In [42]:
import torch
from torchvision import transforms
import numpy as np

In [43]:
## 기본 틀
class Custom_Dataset(torch.utils.data.Dataset):
    def __init__(self, X, Y, transform=None):
        self.X = X
        self.Y = Y
        self.transform = transform

    def __len__(self):
        return self.X.shape[0] # 개x?x?x?를 줘야하므로

    def __getitem__(self, idx):
        x = self.X[idx]
        if self.transform is not None: # 만약 transform이 있다면, 적용해서 줘야하므로
            x = self.transform(x)
        y = self.Y[idx]
        return x, y

# 데이터 테스트

In [44]:
X_data = np.arange(-10,10).reshape(-1,1) # shape : (20) > (20,1)
Y_data = X_data**2

transform = lambda x:x+1

In [45]:
custom_DS = Custom_Dataset(X_data, Y_data, transform=transform)
# custom_DS는 데이터 전체를 다 가지고 있게 됨

## train, val, test data split

In [46]:
train_DS, val_DS, test_DS = torch.utils.data.random_split(custom_DS, [10,5,5]) # custom DS를 넣고, train 10개 val 5개 test 5개로 나누어주는 것

print(len(train_DS))
print(len(val_DS))
print(len(test_DS))

10
5
5


## train ratio

In [47]:
TRAIN_RATIO = 0.8

In [48]:
NoT = int(len(custom_DS)*TRAIN_RATIO)
NoV = int(len(custom_DS)*0.1) # val 개수
NoTes = len(custom_DS) - NoT - NoV # NoTes = 10%

train_DS, val_DS, test_DS = torch.utils.data.random_split(custom_DS, [NoT, NoV, NoTes]) # 0.8, 0.1, 0.1의 비율 개수 전달

print(len(train_DS))
print(len(val_DS))
print(len(test_DS))

16
2
2


## 데이터로더

In [55]:
BATCH_SIZE = 8

In [56]:
train_DL = torch.utils.data.DataLoader(train_DS, batch_size=BATCH_SIZE, shuffle=True)
val_DL = torch.utils.data.DataLoader(val_DS, batch_size=BATCH_SIZE, shuffle=True)
test_DL = torch.utils.data.DataLoader(test_DS, batch_size=BATCH_SIZE, shuffle=True)

In [57]:
for x_batch, y_batch in train_DL:
    print(f"x_batch = {x_batch.reshape(-1)}, \n"
          f"y_batch = {y_batch.reshape(-1)}")
    # transform이 +1이었으니, x는 이미 transform이 적용된 것이고 y는 원래의 x (x-1)을 기준으로 **2 값
print("-"*50)
for x_batch, y_batch in val_DL:
    print(f"x_batch = {x_batch.reshape(-1)}, \n"
          f"y_batch = {y_batch.reshape(-1)}")
print("-"*50)
for x_batch, y_batch in test_DL:
    print(f"x_batch = {x_batch.reshape(-1)}, \n"
          f"y_batch = {y_batch.reshape(-1)}")

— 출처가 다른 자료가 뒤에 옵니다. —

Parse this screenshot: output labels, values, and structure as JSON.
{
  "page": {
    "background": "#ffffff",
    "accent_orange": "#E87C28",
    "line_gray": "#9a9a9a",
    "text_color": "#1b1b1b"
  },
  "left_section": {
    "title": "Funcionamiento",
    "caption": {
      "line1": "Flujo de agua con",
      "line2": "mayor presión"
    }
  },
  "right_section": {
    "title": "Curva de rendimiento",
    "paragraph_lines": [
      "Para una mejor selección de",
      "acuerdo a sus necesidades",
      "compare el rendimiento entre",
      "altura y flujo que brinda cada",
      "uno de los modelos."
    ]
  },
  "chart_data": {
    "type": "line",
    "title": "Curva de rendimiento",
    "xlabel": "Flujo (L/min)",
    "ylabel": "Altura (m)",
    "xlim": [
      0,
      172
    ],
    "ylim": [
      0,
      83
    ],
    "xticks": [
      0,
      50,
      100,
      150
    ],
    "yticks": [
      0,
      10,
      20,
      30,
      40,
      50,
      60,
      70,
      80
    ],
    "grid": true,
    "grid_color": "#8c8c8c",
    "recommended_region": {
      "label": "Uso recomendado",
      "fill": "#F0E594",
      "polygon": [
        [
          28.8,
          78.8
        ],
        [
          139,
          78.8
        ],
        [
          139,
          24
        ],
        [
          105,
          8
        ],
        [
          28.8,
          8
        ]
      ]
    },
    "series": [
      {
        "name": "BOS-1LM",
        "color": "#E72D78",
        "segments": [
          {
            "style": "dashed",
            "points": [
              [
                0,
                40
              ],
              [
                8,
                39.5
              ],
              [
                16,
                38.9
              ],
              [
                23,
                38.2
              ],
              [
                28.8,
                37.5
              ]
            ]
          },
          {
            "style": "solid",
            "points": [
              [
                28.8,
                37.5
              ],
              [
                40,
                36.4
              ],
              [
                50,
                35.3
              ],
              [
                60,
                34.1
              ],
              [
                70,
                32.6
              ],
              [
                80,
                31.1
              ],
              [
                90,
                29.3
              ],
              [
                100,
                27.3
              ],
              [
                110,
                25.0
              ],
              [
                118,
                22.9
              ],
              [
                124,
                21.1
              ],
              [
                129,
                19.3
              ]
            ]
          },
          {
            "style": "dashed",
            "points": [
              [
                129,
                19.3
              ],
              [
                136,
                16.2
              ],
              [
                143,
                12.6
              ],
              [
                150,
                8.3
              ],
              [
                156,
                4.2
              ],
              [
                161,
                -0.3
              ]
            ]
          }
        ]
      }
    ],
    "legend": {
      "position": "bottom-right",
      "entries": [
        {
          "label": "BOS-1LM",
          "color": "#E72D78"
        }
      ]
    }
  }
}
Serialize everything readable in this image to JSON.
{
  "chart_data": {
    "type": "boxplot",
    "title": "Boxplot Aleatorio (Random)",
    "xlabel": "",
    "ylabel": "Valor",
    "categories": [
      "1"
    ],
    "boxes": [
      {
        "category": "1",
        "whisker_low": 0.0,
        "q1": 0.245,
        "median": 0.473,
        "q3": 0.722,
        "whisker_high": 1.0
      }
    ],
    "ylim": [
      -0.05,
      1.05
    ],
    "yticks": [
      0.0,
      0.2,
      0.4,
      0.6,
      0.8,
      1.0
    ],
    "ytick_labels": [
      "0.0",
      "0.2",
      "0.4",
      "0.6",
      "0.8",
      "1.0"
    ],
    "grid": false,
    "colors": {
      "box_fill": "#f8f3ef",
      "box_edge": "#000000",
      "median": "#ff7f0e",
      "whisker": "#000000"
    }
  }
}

x_batch = tensor([ 5,  8,  1,  6, -6,  2, -9, -3]), 
y_batch = tensor([ 16,  49,   0,  25,  49,   1, 100,  16])
x_batch = tensor([-2,  7, 10,  4,  0, -7, -4, -1]), 
y_batch = tensor([ 9, 36, 81,  9,  1, 64, 25,  4])
--------------------------------------------------
x_batch = tensor([-5,  3]), 
y_batch = tensor([36,  4])
--------------------------------------------------
x_batch = tensor([-8,  9]), 
y_batch = tensor([81, 64])